Sâniyen: Bu def’aki hâdisede, bir habbeyi, evham yüzünden çok kubbeler yaptıklarını öğrendik. Bir emâresi de şudur: Dahiliye vekilinin emriyle, gece içinde Afyon Vâlisi, emniyet müdüriyle buraya gelip, gecede menzilimi basmak istemişler; Müddeiumûmî muvafakat etmediğinden sabaha kadar bekleyip, en ziyâde aleyhimizde bulunan iki adamı tâyin edip, kilidimi kırıp füc’eten baskın vermeleri; hem aynı gün (Hâşiye) faytonla çıktığım vakit, burada emsali vuku bulmayan bir şekilde beş tayyare pek aşağıda uçup, benim faytonumu bildikleri için etrafımda iki üç def’a dönmeleri; ikinci gün başka bir tarafa, çok görünmiyen gizli bir dere tarafına faytonla giderken, aşağıda uçan beş tayyarenin birşey arıyor gibi döndüklerini gördük, anladık ki, bizi arıyorlar.

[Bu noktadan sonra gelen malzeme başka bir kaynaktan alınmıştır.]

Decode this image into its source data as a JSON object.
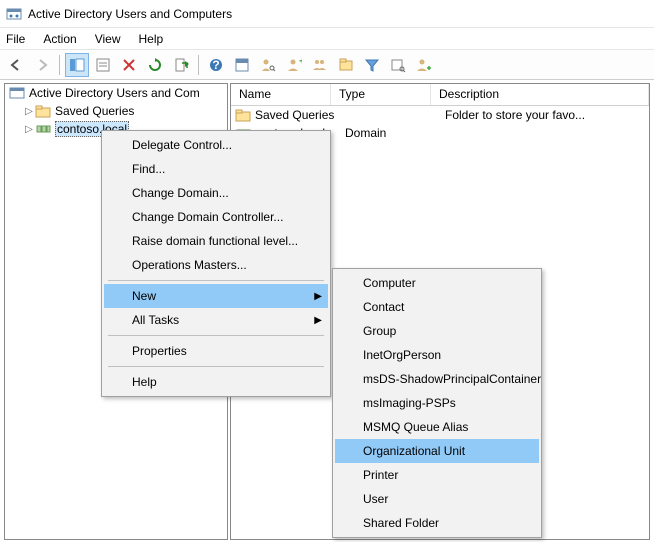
{
  "title": "Active Directory Users and Computers",
  "menubar": {
    "file": "File",
    "action": "Action",
    "view": "View",
    "help": "Help"
  },
  "tree": {
    "root": "Active Directory Users and Com",
    "saved_queries": "Saved Queries",
    "domain": "contoso.local"
  },
  "columns": {
    "name": "Name",
    "type": "Type",
    "desc": "Description"
  },
  "rows": [
    {
      "name": "Saved Queries",
      "type": "",
      "desc": "Folder to store your favo..."
    },
    {
      "name": "contoso.local",
      "type": "Domain",
      "desc": ""
    }
  ],
  "ctx1": {
    "delegate": "Delegate Control...",
    "find": "Find...",
    "chgdom": "Change Domain...",
    "chgdc": "Change Domain Controller...",
    "raise": "Raise domain functional level...",
    "ops": "Operations Masters...",
    "new": "New",
    "alltasks": "All Tasks",
    "properties": "Properties",
    "help": "Help"
  },
  "ctx2": {
    "computer": "Computer",
    "contact": "Contact",
    "group": "Group",
    "inetorg": "InetOrgPerson",
    "msds": "msDS-ShadowPrincipalContainer",
    "msimg": "msImaging-PSPs",
    "msmq": "MSMQ Queue Alias",
    "ou": "Organizational Unit",
    "printer": "Printer",
    "user": "User",
    "shared": "Shared Folder"
  }
}
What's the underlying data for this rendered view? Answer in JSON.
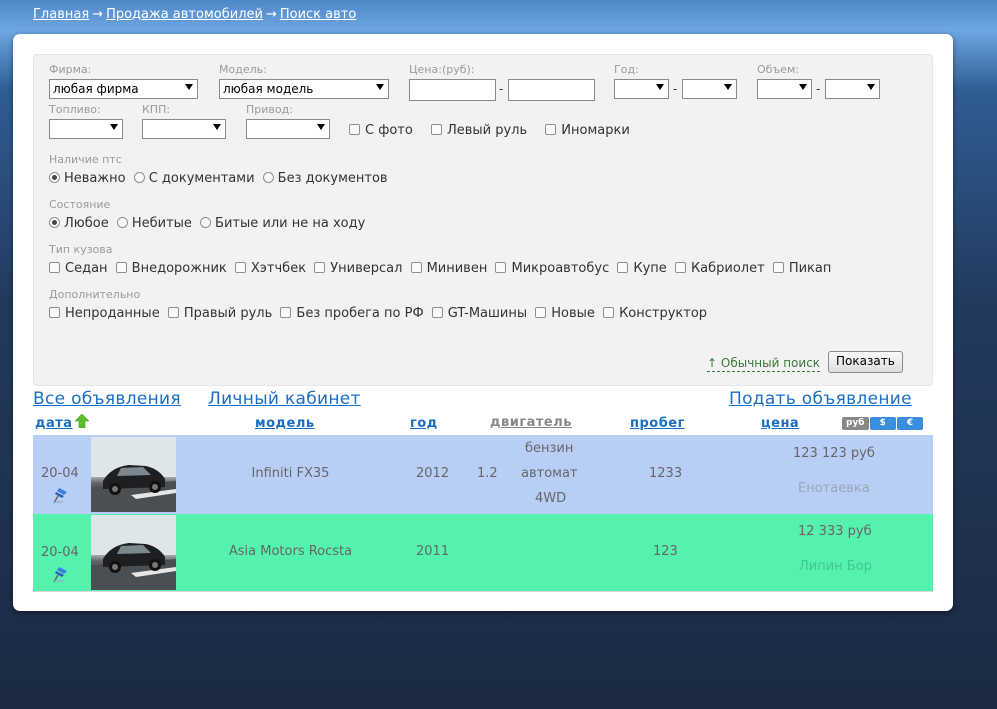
{
  "breadcrumb": [
    "Главная",
    "Продажа автомобилей",
    "Поиск авто"
  ],
  "breadcrumb_sep": "→",
  "filters": {
    "brand_label": "Фирма:",
    "brand_value": "любая фирма",
    "model_label": "Модель:",
    "model_value": "любая модель",
    "price_label": "Цена:(руб):",
    "year_label": "Год:",
    "volume_label": "Объем:",
    "dash": "-",
    "fuel_label": "Топливо:",
    "gearbox_label": "КПП:",
    "drive_label": "Привод:",
    "with_photo": "С фото",
    "left_wheel": "Левый руль",
    "foreign": "Иномарки",
    "pts_label": "Наличие птс",
    "pts_any": "Неважно",
    "pts_docs": "С документами",
    "pts_nodocs": "Без документов",
    "state_label": "Состояние",
    "state_any": "Любое",
    "state_unbroken": "Небитые",
    "state_broken": "Битые или не на ходу",
    "body_label": "Тип кузова",
    "body_types": [
      "Седан",
      "Внедорожник",
      "Хэтчбек",
      "Универсал",
      "Минивен",
      "Микроавтобус",
      "Купе",
      "Кабриолет",
      "Пикап"
    ],
    "extra_label": "Дополнительно",
    "extras": [
      "Непроданные",
      "Правый руль",
      "Без пробега по РФ",
      "GT-Машины",
      "Новые",
      "Конструктор"
    ],
    "normal_search": "↑ Обычный поиск",
    "show_button": "Показать"
  },
  "links": {
    "all_ads": "Все объявления",
    "cabinet": "Личный кабинет",
    "post_ad": "Подать объявление"
  },
  "columns": {
    "date": "дата",
    "model": "модель",
    "year": "год",
    "engine": "двигатель",
    "mileage": "пробег",
    "price": "цена"
  },
  "currencies": [
    "руб",
    "$",
    "€"
  ],
  "colors": {
    "row1": "#b9cef7",
    "row2": "#55f2ad",
    "link": "#1a6fc4",
    "cur_rub": "#888888",
    "cur_usd": "#3b8de0",
    "cur_eur": "#3b8de0"
  },
  "listings": [
    {
      "date": "20-04",
      "model": "Infiniti FX35",
      "year": "2012",
      "volume": "1.2",
      "fuel": "бензин",
      "gearbox": "автомат",
      "drive": "4WD",
      "mileage": "1233",
      "price": "123 123 руб",
      "city": "Енотаевка"
    },
    {
      "date": "20-04",
      "model": "Asia Motors Rocsta",
      "year": "2011",
      "mileage": "123",
      "price": "12 333 руб",
      "city": "Липин Бор"
    }
  ]
}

Yine, aynen evvelki gün gibi o beş tayyare, etrafımızda kasaba üstünde gezip, odamıza girdiğimiz zaman onların da gitmeleri kuvvetli bir emâredir ki, bir habbe yüz kubbe yapılmış. Burada, böyle ma’nasız evham yüzünden bana eziyet verilmesi ve Medreset-üz-zehra’nın kahramanlarına, buraya nisbeten, bu üç senede, on dereceden yalnız bir derece eziyet verilmek cihetiyle, Isparta hükümetine ve adliyesine teşekkürümü ve minnetdarlığımı ve onların verdiği eziyetleri de helâl ettiğimi bildirirsiniz.
SAİD NURSÎ
Hâşiye: Evet buradaki Nur şâkirdleri nâmına tasdik ediyoruz. Hâdise aynen vuku buldu.